The confusion may have arisen because in one early episode, narrator Bill
Conrad pronounced Fatale as if it were Italian or Spanish (fah-TAH-lay)
instead of French (fah-TALL).
- There is no character in George of the Jungle called Bella (allegedly played by June Foray). The theme song contains the line "While Fella and Ursula stay in step." George never seemed to recognize that his mate was female, and often referred to her as "fella". Hence the double-vision effect of the title animation: Fella and Ursula are really just two names for the same person.
- Bullwinkle played football for Wossamotta U, not Whatsamatta U or Wossamata U or Wassamotto U.
- Gidney's partner is named Cloyd, not Cloide.
- Do-Right is hyphenated.
- Dudley Do-Right's horse is named Horse, not Steed.
- Dudley Do-Right's enemy is named Snidely Whiplash, not Snively, Snidley, Snidly, or Snydely.
- George of the Jungle lives in Mbwebwe Province, not Imgwee Gwee.
- No "Francis Scott Key" episode of "Peabody's Improbable History" was ever produced. The script was rejected by the ad agency.

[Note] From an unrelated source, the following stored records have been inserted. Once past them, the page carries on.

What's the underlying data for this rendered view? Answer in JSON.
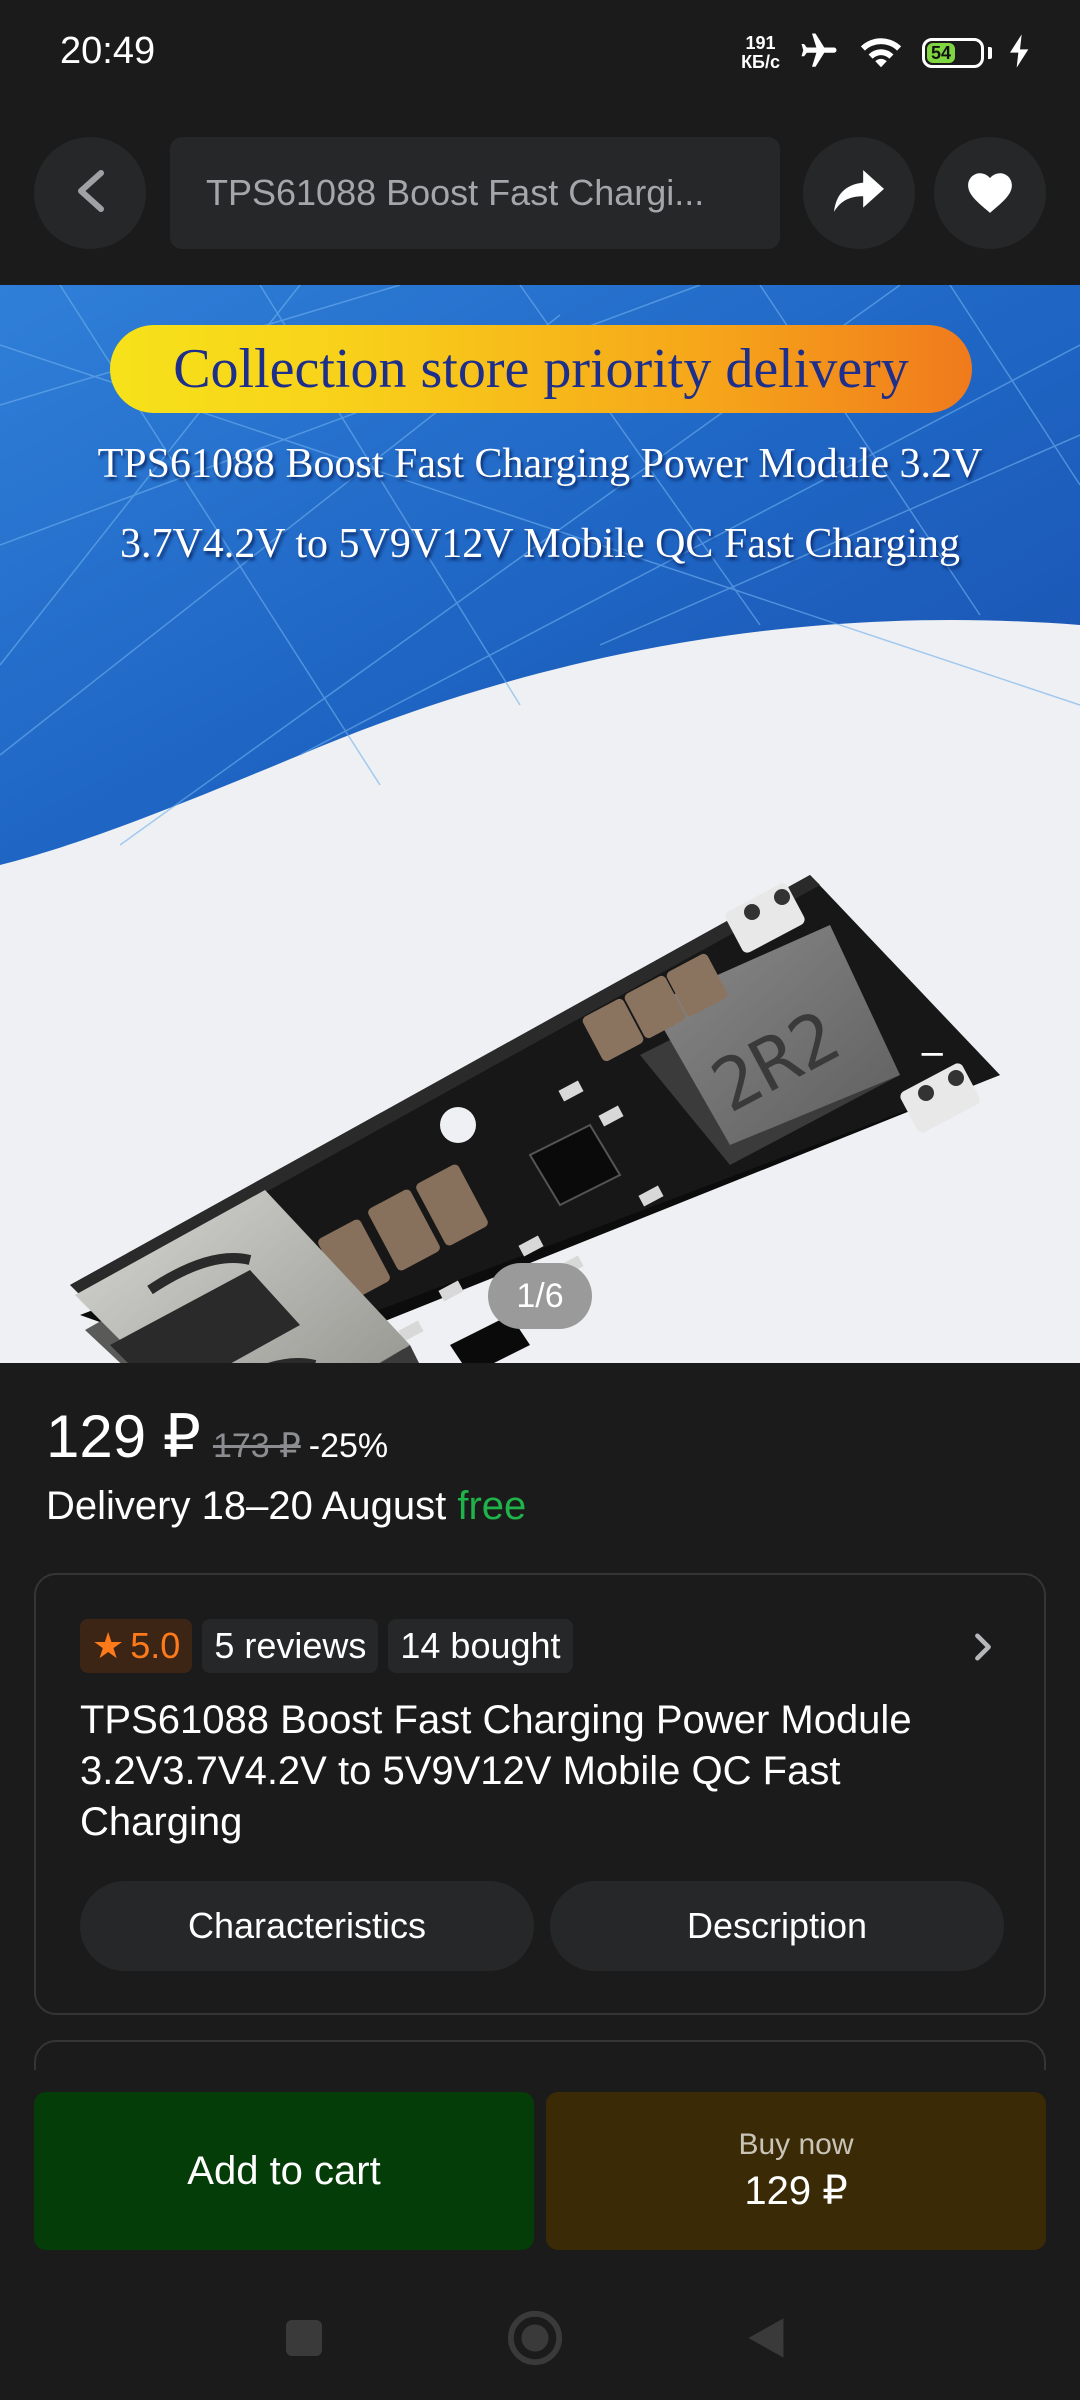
{
  "status_bar": {
    "time": "20:49",
    "net_speed_value": "191",
    "net_speed_unit": "КБ/с",
    "battery_level": "54"
  },
  "top_bar": {
    "search_text": "TPS61088 Boost Fast Chargi..."
  },
  "gallery": {
    "promo_text": "Collection store priority delivery",
    "banner_line1": "TPS61088 Boost Fast Charging Power Module 3.2V",
    "banner_line2": "3.7V4.2V to 5V9V12V Mobile QC Fast Charging",
    "page_counter": "1/6"
  },
  "price": {
    "current": "129 ₽",
    "old": "173 ₽",
    "discount": "-25%"
  },
  "delivery": {
    "text": "Delivery 18–20 August ",
    "free_label": "free"
  },
  "info_card": {
    "rating": "5.0",
    "reviews": "5 reviews",
    "bought": "14 bought",
    "title": "TPS61088 Boost Fast Charging Power Module 3.2V3.7V4.2V to 5V9V12V Mobile QC Fast Charging",
    "characteristics_label": "Characteristics",
    "description_label": "Description"
  },
  "actions": {
    "add_to_cart_label": "Add to cart",
    "buy_now_label": "Buy now",
    "buy_now_price": "129 ₽"
  },
  "colors": {
    "background": "#1b1b1b",
    "surface": "#262728",
    "free_green": "#1fb34a",
    "rating_orange": "#ff7a1a",
    "cart_button": "#053d08",
    "buy_button": "#3a2a05"
  }
}
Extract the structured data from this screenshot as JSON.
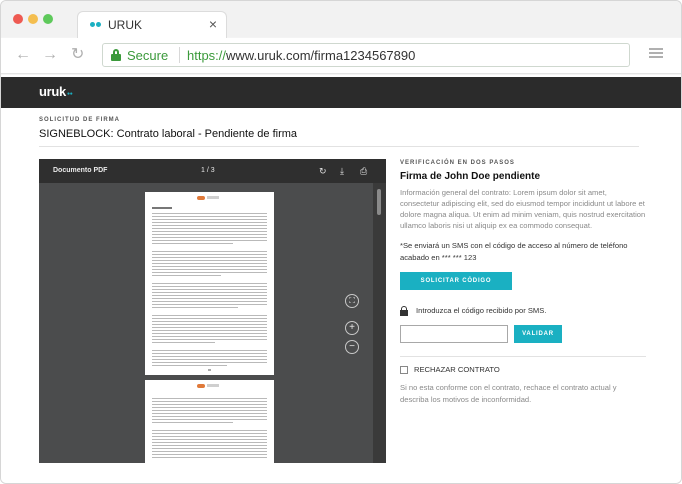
{
  "browser": {
    "tab_title": "URUK",
    "tab_close": "×",
    "secure_label": "Secure",
    "url_scheme": "https://",
    "url_rest": "www.uruk.com/firma1234567890",
    "nav_back": "←",
    "nav_forward": "→",
    "nav_reload": "↻"
  },
  "app": {
    "brand": "uruk",
    "brand_dots": "●●"
  },
  "page": {
    "kicker": "Solicitud de firma",
    "title": "SIGNEBLOCK: Contrato laboral - Pendiente de firma"
  },
  "pdf": {
    "title": "Documento PDF",
    "page_indicator": "1 / 3",
    "rotate_glyph": "↻",
    "download_glyph": "⤓",
    "print_glyph": "⎙",
    "zoom_fit_glyph": "⛶",
    "zoom_in_glyph": "+",
    "zoom_out_glyph": "−"
  },
  "verification": {
    "kicker": "Verificación en dos pasos",
    "title": "Firma de John Doe pendiente",
    "description": "Información general del contrato: Lorem ipsum dolor sit amet, consectetur adipiscing elit, sed do eiusmod tempor incididunt ut labore et dolore magna aliqua. Ut enim ad minim veniam, quis nostrud exercitation ullamco laboris nisi ut aliquip ex ea commodo consequat.",
    "sms_notice": "*Se enviará un SMS con el código de acceso al número de teléfono acabado en *** *** 123",
    "request_code_label": "Solicitar código",
    "code_hint": "Introduzca el código recibido por SMS.",
    "code_value": "",
    "validate_label": "Validar"
  },
  "reject": {
    "label": "Rechazar contrato",
    "description": "Si no esta conforme con el contrato, rechace el contrato actual y describa los motivos de inconformidad."
  },
  "colors": {
    "accent": "#1ab0c2",
    "secure": "#3b9a3b",
    "header_bg": "#2b2b2b"
  }
}
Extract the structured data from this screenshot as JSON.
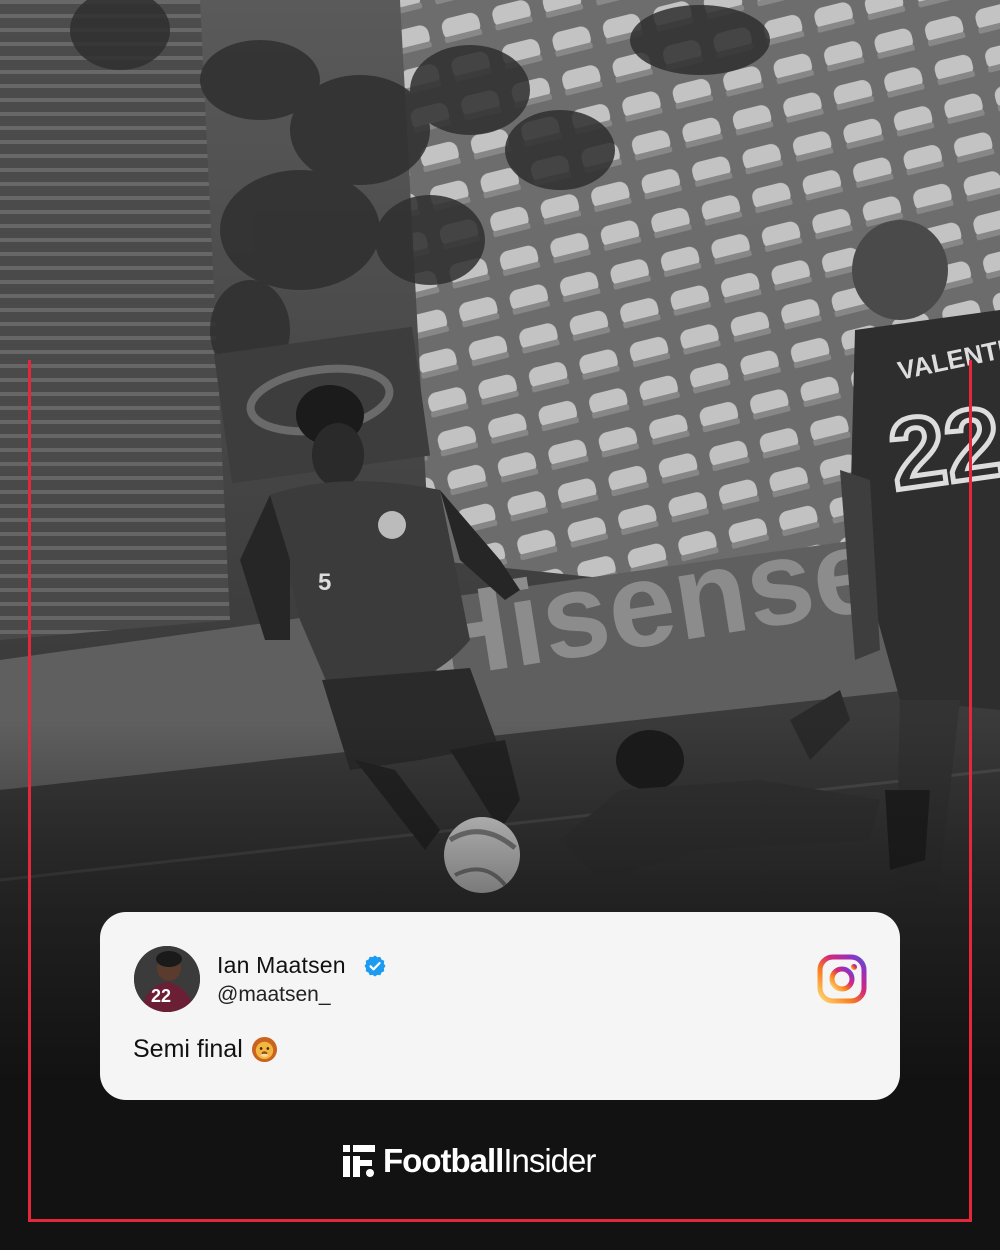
{
  "post": {
    "author_name": "Ian Maatsen",
    "author_handle": "@maatsen_",
    "caption": "Semi final",
    "caption_emoji": "lion-emoji",
    "platform_icon": "instagram-icon",
    "verified_icon": "verified-badge-icon"
  },
  "background": {
    "ad_board_text": "Hisense",
    "player_front_number": "5",
    "player_right_name": "VALENTE",
    "player_right_number": "22",
    "avatar_number": "22"
  },
  "brand": {
    "logo_icon": "football-insider-logo-icon",
    "name_bold": "Football",
    "name_light": "Insider"
  },
  "colors": {
    "frame": "#e3283c",
    "card_bg": "#f5f5f5",
    "verified": "#1d9bf0"
  }
}
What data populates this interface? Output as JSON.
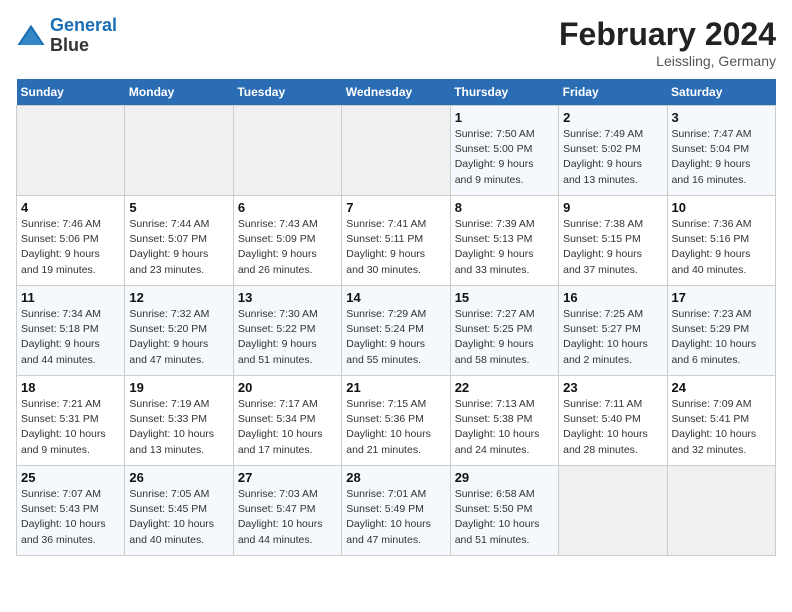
{
  "header": {
    "logo_line1": "General",
    "logo_line2": "Blue",
    "month": "February 2024",
    "location": "Leissling, Germany"
  },
  "weekdays": [
    "Sunday",
    "Monday",
    "Tuesday",
    "Wednesday",
    "Thursday",
    "Friday",
    "Saturday"
  ],
  "weeks": [
    [
      {
        "day": "",
        "info": ""
      },
      {
        "day": "",
        "info": ""
      },
      {
        "day": "",
        "info": ""
      },
      {
        "day": "",
        "info": ""
      },
      {
        "day": "1",
        "info": "Sunrise: 7:50 AM\nSunset: 5:00 PM\nDaylight: 9 hours\nand 9 minutes."
      },
      {
        "day": "2",
        "info": "Sunrise: 7:49 AM\nSunset: 5:02 PM\nDaylight: 9 hours\nand 13 minutes."
      },
      {
        "day": "3",
        "info": "Sunrise: 7:47 AM\nSunset: 5:04 PM\nDaylight: 9 hours\nand 16 minutes."
      }
    ],
    [
      {
        "day": "4",
        "info": "Sunrise: 7:46 AM\nSunset: 5:06 PM\nDaylight: 9 hours\nand 19 minutes."
      },
      {
        "day": "5",
        "info": "Sunrise: 7:44 AM\nSunset: 5:07 PM\nDaylight: 9 hours\nand 23 minutes."
      },
      {
        "day": "6",
        "info": "Sunrise: 7:43 AM\nSunset: 5:09 PM\nDaylight: 9 hours\nand 26 minutes."
      },
      {
        "day": "7",
        "info": "Sunrise: 7:41 AM\nSunset: 5:11 PM\nDaylight: 9 hours\nand 30 minutes."
      },
      {
        "day": "8",
        "info": "Sunrise: 7:39 AM\nSunset: 5:13 PM\nDaylight: 9 hours\nand 33 minutes."
      },
      {
        "day": "9",
        "info": "Sunrise: 7:38 AM\nSunset: 5:15 PM\nDaylight: 9 hours\nand 37 minutes."
      },
      {
        "day": "10",
        "info": "Sunrise: 7:36 AM\nSunset: 5:16 PM\nDaylight: 9 hours\nand 40 minutes."
      }
    ],
    [
      {
        "day": "11",
        "info": "Sunrise: 7:34 AM\nSunset: 5:18 PM\nDaylight: 9 hours\nand 44 minutes."
      },
      {
        "day": "12",
        "info": "Sunrise: 7:32 AM\nSunset: 5:20 PM\nDaylight: 9 hours\nand 47 minutes."
      },
      {
        "day": "13",
        "info": "Sunrise: 7:30 AM\nSunset: 5:22 PM\nDaylight: 9 hours\nand 51 minutes."
      },
      {
        "day": "14",
        "info": "Sunrise: 7:29 AM\nSunset: 5:24 PM\nDaylight: 9 hours\nand 55 minutes."
      },
      {
        "day": "15",
        "info": "Sunrise: 7:27 AM\nSunset: 5:25 PM\nDaylight: 9 hours\nand 58 minutes."
      },
      {
        "day": "16",
        "info": "Sunrise: 7:25 AM\nSunset: 5:27 PM\nDaylight: 10 hours\nand 2 minutes."
      },
      {
        "day": "17",
        "info": "Sunrise: 7:23 AM\nSunset: 5:29 PM\nDaylight: 10 hours\nand 6 minutes."
      }
    ],
    [
      {
        "day": "18",
        "info": "Sunrise: 7:21 AM\nSunset: 5:31 PM\nDaylight: 10 hours\nand 9 minutes."
      },
      {
        "day": "19",
        "info": "Sunrise: 7:19 AM\nSunset: 5:33 PM\nDaylight: 10 hours\nand 13 minutes."
      },
      {
        "day": "20",
        "info": "Sunrise: 7:17 AM\nSunset: 5:34 PM\nDaylight: 10 hours\nand 17 minutes."
      },
      {
        "day": "21",
        "info": "Sunrise: 7:15 AM\nSunset: 5:36 PM\nDaylight: 10 hours\nand 21 minutes."
      },
      {
        "day": "22",
        "info": "Sunrise: 7:13 AM\nSunset: 5:38 PM\nDaylight: 10 hours\nand 24 minutes."
      },
      {
        "day": "23",
        "info": "Sunrise: 7:11 AM\nSunset: 5:40 PM\nDaylight: 10 hours\nand 28 minutes."
      },
      {
        "day": "24",
        "info": "Sunrise: 7:09 AM\nSunset: 5:41 PM\nDaylight: 10 hours\nand 32 minutes."
      }
    ],
    [
      {
        "day": "25",
        "info": "Sunrise: 7:07 AM\nSunset: 5:43 PM\nDaylight: 10 hours\nand 36 minutes."
      },
      {
        "day": "26",
        "info": "Sunrise: 7:05 AM\nSunset: 5:45 PM\nDaylight: 10 hours\nand 40 minutes."
      },
      {
        "day": "27",
        "info": "Sunrise: 7:03 AM\nSunset: 5:47 PM\nDaylight: 10 hours\nand 44 minutes."
      },
      {
        "day": "28",
        "info": "Sunrise: 7:01 AM\nSunset: 5:49 PM\nDaylight: 10 hours\nand 47 minutes."
      },
      {
        "day": "29",
        "info": "Sunrise: 6:58 AM\nSunset: 5:50 PM\nDaylight: 10 hours\nand 51 minutes."
      },
      {
        "day": "",
        "info": ""
      },
      {
        "day": "",
        "info": ""
      }
    ]
  ]
}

- There is no "Peter and the Three Pennies" or "Sweeping Beauty #2" episode of "Fractured Fairy Tales".
- After two years of Rocky and His Friends (1959-1961), new episodes of The Bullwinkle Show played for three years (1961-1964). Network reruns lasted until 1973, at which time the shows went into syndication.
- Rocky and His Friends was not the first animated series produced specifically for TV. Jay Ward and Alex Anderson's Crusader Rabbit (1950) had that distinction.
- The Bullwinkle Show was shown in primetime during its first season (1961-1962), but it was not the first primetime animated series. The Flintstones, The Bugs Bunny Show, and The Gerald McBoing Boing Show are among the primetime animated series that preceded it.
- Rocky and Bullwinkle can hardly be said to have followed in the footsteps of Rowan and Martin. Although Dan and Dick teamed up in 1953, Laugh-In did not debut until 1967. Incidentally, that show bore a considerable resemblance to Jay Ward's 1964 pilot The Nut House.
- Fractured Flickers premiered in 1963, not 1961.
- Bill Scott, not Jay Ward, voiced and manipulated the Bullwinkle puppet.
- Bill Scott, not Alex Anderson, was co-producer of Rocky and His Friends and all subsequent Jay Ward cartoons. (Alex Anderson was co-producer of the earlier Crusader Rabbit.)
- Bill Hurtz was a director, not a writer.
- Chris Hayward, not Allan Burns, was a writer and producer for Barney Miller.
- Lloyd Turner, not Chris Hayward, wrote for The Jeffersons.
- June Foray, not Helen O'Connell, was the voice of Rocky.
- Nell Fenwick has red hair, not blond.
- Super Chicken's assistant Fred is a lion, not a rooster.
- It is not the case that "Box Top Robbery" has never been seen since the original broadcast in 1960. It is part of the syndicated Bullwinkle Show.
- The hat in "Missouri Mish Mash" was referred to sometimes as the Kirward Derby and sometimes as the Kirwood Derby. But the real person's name was Durward Kirby, not Durwood Kirby.
- Cedar Yorpantz Flying School is from a Rocky t-shirt. It was never mentioned in a cartoon.
- The Isle of Lucy was the home of Merlin Brando in an episode of "Super Chicken". It was never mentioned in Rocky and His Friends or The Bullwinkle Show.
- Votane, the gas that turns Democrats into Republicans and vice versa, appeared in the 1948 pilot for "Hamhock Jones", but not The Bullwinkle Show.